Wie war das bei dir? Hattest du eine Kindheit geprägt von Gefühlen der Sicherheit, Stabilität und Leichtigkeit? Oder voller Chaos, Angst und Trauma? Bist du für die anderen „männlich“ oder „weiblich“ genug? Was ist mit dem dazwischen? Was sollen eigentlich immer diese ganzen Stereotype? Wurde dir schon mal dein Herz gebrochen? Oder warst du es, der oder die eines gebrochen hat? Bist du deutsch? Also deutsch-deutsch oder mit Migrationshintergrund?
Jede:r von uns ist anders. Unsere Persönlichkeit und unser Charakter sind einzigartig. Und wenn es uns mal nicht gut gehen sollte, dann liegt die Ursache dafür meist in der Tatsache, dass wir alle unterschiedliche Erfahrungen gemacht haben – positive wie negative –, mit denen jede:r von uns unterschiedlich umgeht. Doch mindestens eine Sache haben wir alle gemeinsam. Etwas ganz Bestimmtes prägt unsere Identität so stark wie nichts Vergleichbares. Sie sind bei uns allen komplett unterschiedlich und einzigartig, doch haben sie alle einen unglaublich starken Einfluss auf uns.
Sie sind überall, ständig präsent und für viele Menschen das ultimative Ziel im Leben. Wir bekommen sie vorgelebt, haben vielleicht schon einige geführt, trauern einer vergangenen nach, stecken aktuell in einer oder wünschen uns eine andere. Es gibt sie in unterschiedlichsten Variationen und Ausprägungen.

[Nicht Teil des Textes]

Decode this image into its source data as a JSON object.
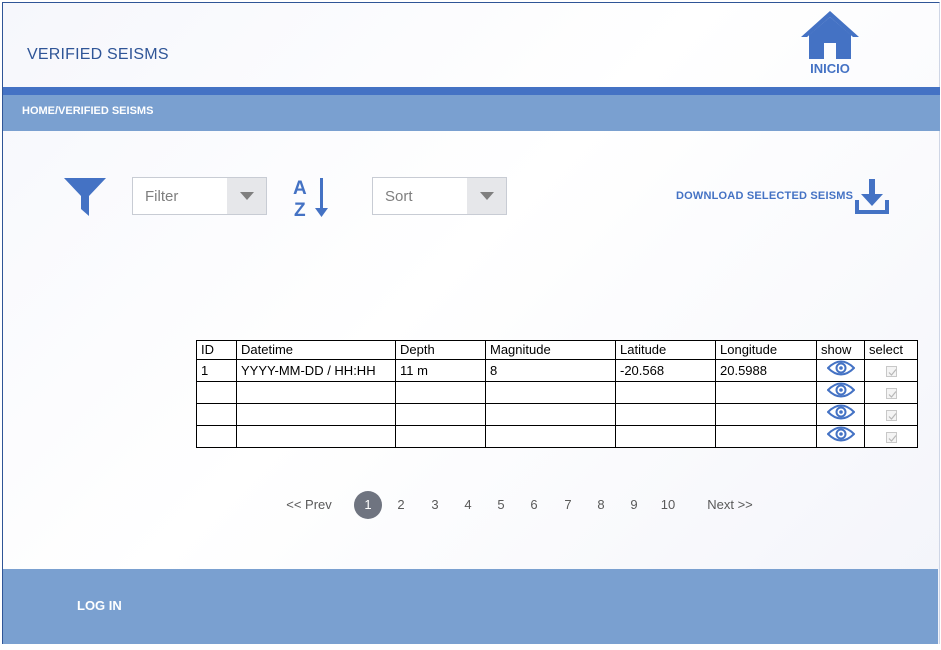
{
  "header": {
    "title": "VERIFIED SEISMS",
    "home_label": "INICIO"
  },
  "breadcrumb": "HOME/VERIFIED SEISMS",
  "toolbar": {
    "filter_value": "Filter",
    "sort_value": "Sort",
    "download_label": "DOWNLOAD SELECTED SEISMS"
  },
  "table": {
    "columns": [
      "ID",
      "Datetime",
      "Depth",
      "Magnitude",
      "Latitude",
      "Longitude",
      "show",
      "select"
    ],
    "rows": [
      [
        "1",
        "YYYY-MM-DD / HH:HH",
        "11 m",
        "8",
        "-20.568",
        "20.5988"
      ],
      [
        "",
        "",
        "",
        "",
        "",
        ""
      ],
      [
        "",
        "",
        "",
        "",
        "",
        ""
      ],
      [
        "",
        "",
        "",
        "",
        "",
        ""
      ]
    ]
  },
  "pagination": {
    "prev": "<< Prev",
    "pages": [
      "1",
      "2",
      "3",
      "4",
      "5",
      "6",
      "7",
      "8",
      "9",
      "10"
    ],
    "current": "1",
    "next": "Next >>"
  },
  "footer": {
    "login_label": "LOG IN"
  },
  "icons": {
    "home": "home-icon",
    "filter": "filter-icon",
    "sort": "sort-az-icon",
    "download": "download-icon",
    "show": "eye-icon",
    "select": "checkbox"
  },
  "colors": {
    "accent": "#4472c4",
    "bar": "#7aa0d0",
    "title": "#2f5597",
    "page_active": "#6f7480"
  }
}
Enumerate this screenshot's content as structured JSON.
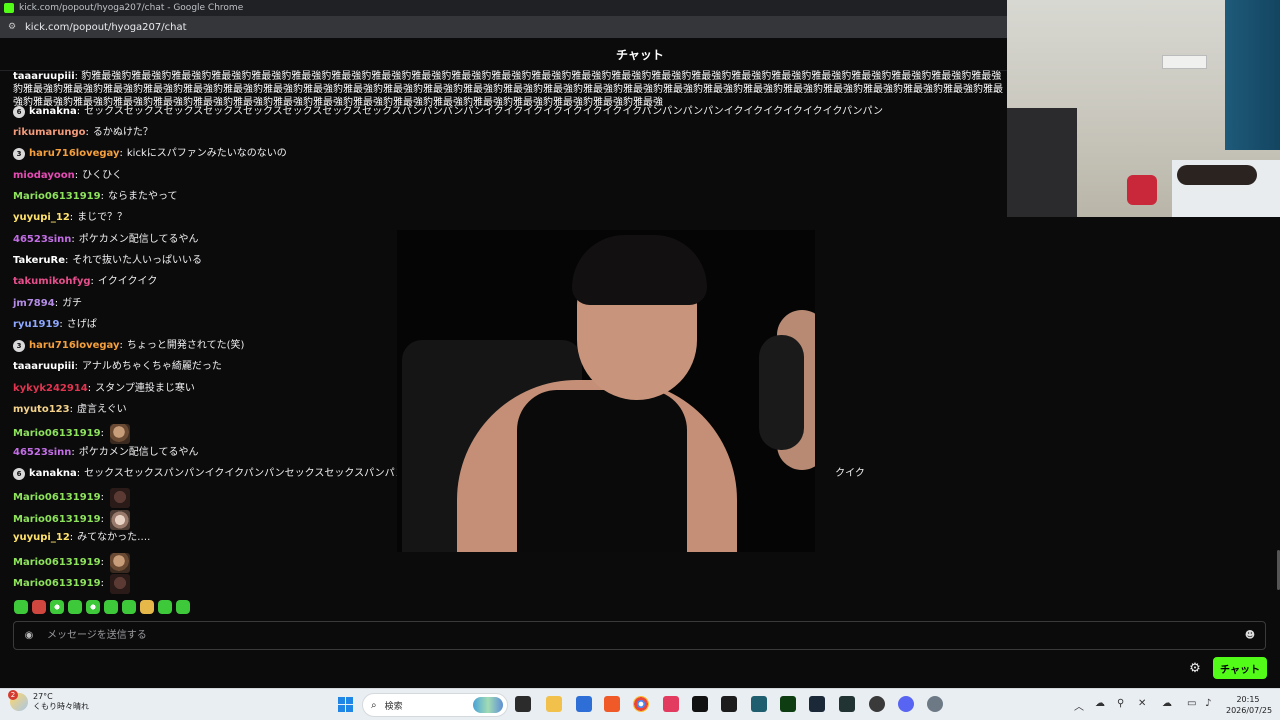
{
  "window": {
    "title": "kick.com/popout/hyoga207/chat - Google Chrome",
    "url": "kick.com/popout/hyoga207/chat"
  },
  "chat": {
    "header_title": "チャット",
    "messages": [
      {
        "user": "taaaruupiii",
        "user_color": "#ffffff",
        "text": "豹雅最強豹雅最強豹雅最強豹雅最強豹雅最強豹雅最強豹雅最強豹雅最強豹雅最強豹雅最強豹雅最強豹雅最強豹雅最強豹雅最強豹雅最強豹雅最強豹雅最強豹雅最強豹雅最強豹雅最強豹雅最強豹雅最強豹雅最強豹雅最強豹雅最強豹雅最強豹雅最強豹雅最強豹雅最強豹雅最強豹雅最強豹雅最強豹雅最強豹雅最強豹雅最強豹雅最強豹雅最強豹雅最強豹雅最強豹雅最強豹雅最強豹雅最強豹雅最強豹雅最強豹雅最強豹雅最強豹雅最強豹雅最強豹雅最強豹雅最強豹雅最強豹雅最強豹雅最強豹雅最強豹雅最強豹雅最強豹雅最強豹雅最強豹雅最強豹雅最強豹雅最強豹雅最強豹雅最強豹雅最強"
      },
      {
        "badge": "6",
        "user": "kanakna",
        "user_color": "#ffffff",
        "text": "セックスセックスセックスセックスセックスセックスセックスセックスパンパンパンパンイクイクイクイクイクイクイクイクパンパンパンパンイクイクイクイクイクイクパンパン"
      },
      {
        "user": "rikumarungo",
        "user_color": "#f39b7a",
        "text": "るかぬけた？"
      },
      {
        "badge": "3",
        "user": "haru716lovegay",
        "user_color": "#f5a03c",
        "text": "kickにスパファンみたいなのないの"
      },
      {
        "user": "miodayoon",
        "user_color": "#e64bb4",
        "text": "ひくひく"
      },
      {
        "user": "Mario06131919",
        "user_color": "#8ee35c",
        "text": "ならまたやって"
      },
      {
        "user": "yuyupi_12",
        "user_color": "#ffe26a",
        "text": "まじで？？"
      },
      {
        "user": "46523sinn",
        "user_color": "#c36ee6",
        "text": "ポケカメン配信してるやん"
      },
      {
        "user": "TakeruRe",
        "user_color": "#ffffff",
        "text": "それで抜いた人いっぱいいる"
      },
      {
        "user": "takumikohfyg",
        "user_color": "#e64f8b",
        "text": "イクイクイク"
      },
      {
        "user": "jm7894",
        "user_color": "#b48ce6",
        "text": "ガチ"
      },
      {
        "user": "ryu1919",
        "user_color": "#8fa8ff",
        "text": "さげぱ"
      },
      {
        "badge": "3",
        "user": "haru716lovegay",
        "user_color": "#f5a03c",
        "text": "ちょっと開発されてた(笑)"
      },
      {
        "user": "taaaruupiii",
        "user_color": "#ffffff",
        "text": "アナルめちゃくちゃ綺麗だった"
      },
      {
        "user": "kykyk242914",
        "user_color": "#e0344f",
        "text": "スタンプ連投まじ寒い"
      },
      {
        "user": "myuto123",
        "user_color": "#f5d38a",
        "text": "虚言えぐい"
      },
      {
        "user": "Mario06131919",
        "user_color": "#8ee35c",
        "text": "",
        "emote": "e-face"
      },
      {
        "user": "46523sinn",
        "user_color": "#c36ee6",
        "text": "ポケカメン配信してるやん"
      },
      {
        "badge": "6",
        "user": "kanakna",
        "user_color": "#ffffff",
        "text": "セックスセックスパンパンイクイクパンパンセックスセックスパンパンイ　　　　　　　　　　　　　　　　　　　　　　　　　　　　　　　　　　　　　　　　　　クイク"
      },
      {
        "user": "Mario06131919",
        "user_color": "#8ee35c",
        "text": "",
        "emote": "e-dark"
      },
      {
        "user": "Mario06131919",
        "user_color": "#8ee35c",
        "text": "",
        "emote": "e-cat"
      },
      {
        "user": "yuyupi_12",
        "user_color": "#ffe26a",
        "text": "みてなかった…."
      },
      {
        "user": "Mario06131919",
        "user_color": "#8ee35c",
        "text": "",
        "emote": "e-face"
      },
      {
        "user": "Mario06131919",
        "user_color": "#8ee35c",
        "text": "",
        "emote": "e-dark"
      }
    ],
    "input_placeholder": "メッセージを送信する",
    "send_label": "チャット"
  },
  "taskbar": {
    "weather_badge": "2",
    "weather_temp": "27°C",
    "weather_desc": "くもり時々晴れ",
    "search_label": "検索",
    "time": "20:15",
    "date": "2026/07/25"
  }
}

Wirklich jede einzelne von ihnen unterscheidet sich von der anderen. Ob es sich dabei um gesunde oder toxische handelt, sei mal dahingestellt. „Toxisch“ wird doch sowieso viel zu inflationär benutzt, findest du nicht? Vielleicht ahnst du schon, worum es geht: richtig – um Beziehungen! Nichts prägt uns im Leben so sehr wie die Beziehungen, die wir führen. Sie können uns gut auf das Leben vorbereiten und stärken. Sie können uns das Gefühl von Glück, Liebe, Vertrauen und Sicherheit vermitteln, doch genauso können sie uns (temporär oder langfristig) schädigen, schwächen oder traumatisieren.
Dabei müssen Beziehungen nicht immer romantischer Natur sein. Wir führen freundschaftliche, familiäre, geschäftliche, gesunde, toxische, lange, kurze, leichte oder schwere Beziehungen. Nicht zu vergessen: die evolutionär gesehen wohl frischeste, wenngleich prägendste Beziehungsentwicklung der letzten Jahre, die alle anderen unserer Beziehungen auf den Kopf gestellt hat. Und nein, damit meine ich nicht die Beziehung von Johnny Depp und Amber Heard. Ich meine die Beziehung zu unserem Smartphone. Damit verbunden dann natürlich die Beziehung zum Internet, zu sozialen Medien, Dating-Apps, Pornografie oder all den schlechten Nachrichten, die uns tagtäglich über diverse, omnipräsente Wege erreichen.
Eine ganz besondere Beziehung sollten wir an dieser Stelle jedoch nicht unter den Teppich kehren. Ich würde sogar so weit gehen und behaupten, dass es sich bei dieser Verbindung um die wohl wichtigste von allen handelt. Diese Beziehung soll einen Einfluss auf alle anderen Beziehungen haben und diejenige sein, die wir nie aus den Augen verlieren sollten. Nein, es handelt es sich hierbei nicht um die Beziehung, die du als Teenager zu deinem Boy- oder Girlband-Crush hattest, auch nicht um die Beziehung zu deinem Tamagotchi oder deiner Kindergartenfreundin. Überleg noch mal kurz! Hast du’s? Genau! Die Beziehung zu uns selbst, die wohl einflussreichste und wichtigste von allen.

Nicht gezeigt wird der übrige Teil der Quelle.